Foresight, and whose life it serves
The Temptari gift is the reading of futures, and Maurolin is the finest reader the people have ever produced. The futures come to him the way they come to anyone who drinks from the Vision Pools, fragmentary and without order, but where an ordinary seer is driven mad by the noise, Maurolin holds the whole branching shape of what may come and chooses among its limbs. Every Declaration pronounced in Avalon descends from a choice he made first. The devotion is owed to Azak, the omen-daemon the Temptari have prayed to since before the nation had a name, and Maurolin's seers keep the forms of that worship scrupulously. But the choosing is his.
Here is the rot at the center of it. When Maurolin reads the futures and selects the one Avalon will walk into, he does not select the one that feeds the most people or ends the most quietly. He selects the one in which Maurolin lives longest. He has done this for so long that he no longer experiences it as a choice. He experiences it as wisdom, and he can justify any single Declaration on its own terms, because each one is defensible and only the pattern is damning.
The pattern has begun to show. The priests who keep the Declaration rolls have noticed, over the last two generations, that the country is being asked for more soldiers and fewer farmers, more children declared to hard and short-lived paths, more unions arranged to produce particular bloodlines rather than happy households. None of them can say what the drift is for. Maurolin can. The slowed-time sphere is reaching the limit of what it can buy him, and he has already seen what would extend his life past that limit. He has not done it yet. He is only arranging the country into the shape that would let him.
The Ecclesiarch sees a thousand roads and walks us down the one road. We are taught to be grateful that he carries the weight of choosing. No one is taught to ask what he weighs it against. — attributed to a Declaration-roll keeper of Tarolin, recorded in a sealed petition
He is also, for the first time in his long reign, watched in return. A priest holds something over Maurolin that the Ecclesiarch cannot openly move against without breaking the one thing his rule rests on, which is the belief that his sight is perfect and his Declarations true. Maurolin has foreseen a hundred futures in which he silences the man and every one of them ends with the secret loose. So he waits, and watches, and the priest watches back. For a being who has spent generations certain that he alone could see the shape of things, being seen is a new and unwelcome sensation.

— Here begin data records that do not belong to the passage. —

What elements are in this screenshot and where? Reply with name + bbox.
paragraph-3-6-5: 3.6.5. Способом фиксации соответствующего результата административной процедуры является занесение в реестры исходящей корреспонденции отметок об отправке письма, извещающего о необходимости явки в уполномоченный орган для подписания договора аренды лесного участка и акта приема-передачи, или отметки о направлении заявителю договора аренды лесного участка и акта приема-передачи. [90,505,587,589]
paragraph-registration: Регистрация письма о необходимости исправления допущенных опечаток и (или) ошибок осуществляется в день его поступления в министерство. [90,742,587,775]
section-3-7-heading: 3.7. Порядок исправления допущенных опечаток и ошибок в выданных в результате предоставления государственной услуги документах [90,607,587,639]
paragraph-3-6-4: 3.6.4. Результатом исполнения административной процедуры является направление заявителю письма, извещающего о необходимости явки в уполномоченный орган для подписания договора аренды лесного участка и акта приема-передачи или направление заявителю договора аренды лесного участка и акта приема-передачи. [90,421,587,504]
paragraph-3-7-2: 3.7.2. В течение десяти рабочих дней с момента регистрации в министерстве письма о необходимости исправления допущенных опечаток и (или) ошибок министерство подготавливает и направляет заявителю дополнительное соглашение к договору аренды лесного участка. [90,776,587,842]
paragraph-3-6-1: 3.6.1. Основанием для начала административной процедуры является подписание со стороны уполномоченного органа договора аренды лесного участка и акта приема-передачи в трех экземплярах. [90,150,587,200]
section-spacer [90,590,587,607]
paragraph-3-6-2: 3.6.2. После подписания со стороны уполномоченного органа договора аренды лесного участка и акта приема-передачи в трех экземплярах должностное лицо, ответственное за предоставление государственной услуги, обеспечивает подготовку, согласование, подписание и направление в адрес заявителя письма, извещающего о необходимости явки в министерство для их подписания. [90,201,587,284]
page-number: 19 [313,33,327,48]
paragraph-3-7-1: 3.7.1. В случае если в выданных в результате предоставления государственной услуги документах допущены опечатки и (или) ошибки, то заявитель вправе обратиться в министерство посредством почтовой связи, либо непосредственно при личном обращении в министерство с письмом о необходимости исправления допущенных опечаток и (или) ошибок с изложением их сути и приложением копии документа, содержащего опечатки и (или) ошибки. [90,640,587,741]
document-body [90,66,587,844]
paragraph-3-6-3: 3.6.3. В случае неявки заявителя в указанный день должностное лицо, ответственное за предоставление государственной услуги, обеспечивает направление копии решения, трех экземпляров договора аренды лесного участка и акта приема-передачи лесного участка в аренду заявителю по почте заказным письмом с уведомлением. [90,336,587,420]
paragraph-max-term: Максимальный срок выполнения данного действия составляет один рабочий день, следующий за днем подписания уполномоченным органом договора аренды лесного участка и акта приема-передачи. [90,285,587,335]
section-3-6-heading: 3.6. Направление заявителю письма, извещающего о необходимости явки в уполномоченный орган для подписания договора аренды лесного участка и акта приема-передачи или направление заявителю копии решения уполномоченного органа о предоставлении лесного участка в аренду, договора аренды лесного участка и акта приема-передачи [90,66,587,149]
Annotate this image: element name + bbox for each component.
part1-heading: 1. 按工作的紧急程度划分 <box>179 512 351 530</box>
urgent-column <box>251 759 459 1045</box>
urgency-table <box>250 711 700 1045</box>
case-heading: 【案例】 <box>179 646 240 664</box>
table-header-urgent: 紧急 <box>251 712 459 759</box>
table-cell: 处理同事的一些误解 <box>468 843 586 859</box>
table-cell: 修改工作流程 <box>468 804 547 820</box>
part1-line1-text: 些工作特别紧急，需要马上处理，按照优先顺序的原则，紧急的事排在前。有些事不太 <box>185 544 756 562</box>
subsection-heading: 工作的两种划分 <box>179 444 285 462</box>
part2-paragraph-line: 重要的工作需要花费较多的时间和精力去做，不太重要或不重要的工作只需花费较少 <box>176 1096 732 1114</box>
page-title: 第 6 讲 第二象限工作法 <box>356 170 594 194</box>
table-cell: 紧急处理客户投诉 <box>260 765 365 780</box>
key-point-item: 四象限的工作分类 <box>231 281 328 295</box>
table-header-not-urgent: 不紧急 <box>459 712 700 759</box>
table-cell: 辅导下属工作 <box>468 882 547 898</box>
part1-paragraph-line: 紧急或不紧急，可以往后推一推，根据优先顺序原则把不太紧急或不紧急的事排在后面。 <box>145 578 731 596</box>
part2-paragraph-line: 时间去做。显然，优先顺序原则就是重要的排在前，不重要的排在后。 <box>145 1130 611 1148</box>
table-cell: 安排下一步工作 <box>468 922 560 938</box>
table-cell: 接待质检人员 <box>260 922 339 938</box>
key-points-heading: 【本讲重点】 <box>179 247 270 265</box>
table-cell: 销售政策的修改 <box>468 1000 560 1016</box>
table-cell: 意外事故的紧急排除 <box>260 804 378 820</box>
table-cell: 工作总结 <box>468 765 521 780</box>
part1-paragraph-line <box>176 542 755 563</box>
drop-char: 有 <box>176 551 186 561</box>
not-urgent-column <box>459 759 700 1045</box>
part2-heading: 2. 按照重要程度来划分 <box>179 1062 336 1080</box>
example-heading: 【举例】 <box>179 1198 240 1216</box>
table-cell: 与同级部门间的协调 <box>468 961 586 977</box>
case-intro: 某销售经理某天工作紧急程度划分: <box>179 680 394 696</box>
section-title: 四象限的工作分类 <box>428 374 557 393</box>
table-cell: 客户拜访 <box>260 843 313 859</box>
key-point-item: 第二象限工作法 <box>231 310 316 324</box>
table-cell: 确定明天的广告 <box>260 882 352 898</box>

Tamari is not the only null-Declared child he watches and lets be. There is a quiet network, the Unburied, that carries a few such children out of their districts and hides them, and Maurolin knows the hidden ones are there. He does not move against them. A child his sight returned nothing for is a child whose future he cannot read, and a future he cannot read is one he cannot act into, because he has never in his life moved on anything he had not first foreseen the end of. So he attends them from a distance and does nothing, and the people hiding them cannot tell whether that is mercy, indifference, or a ledger being kept.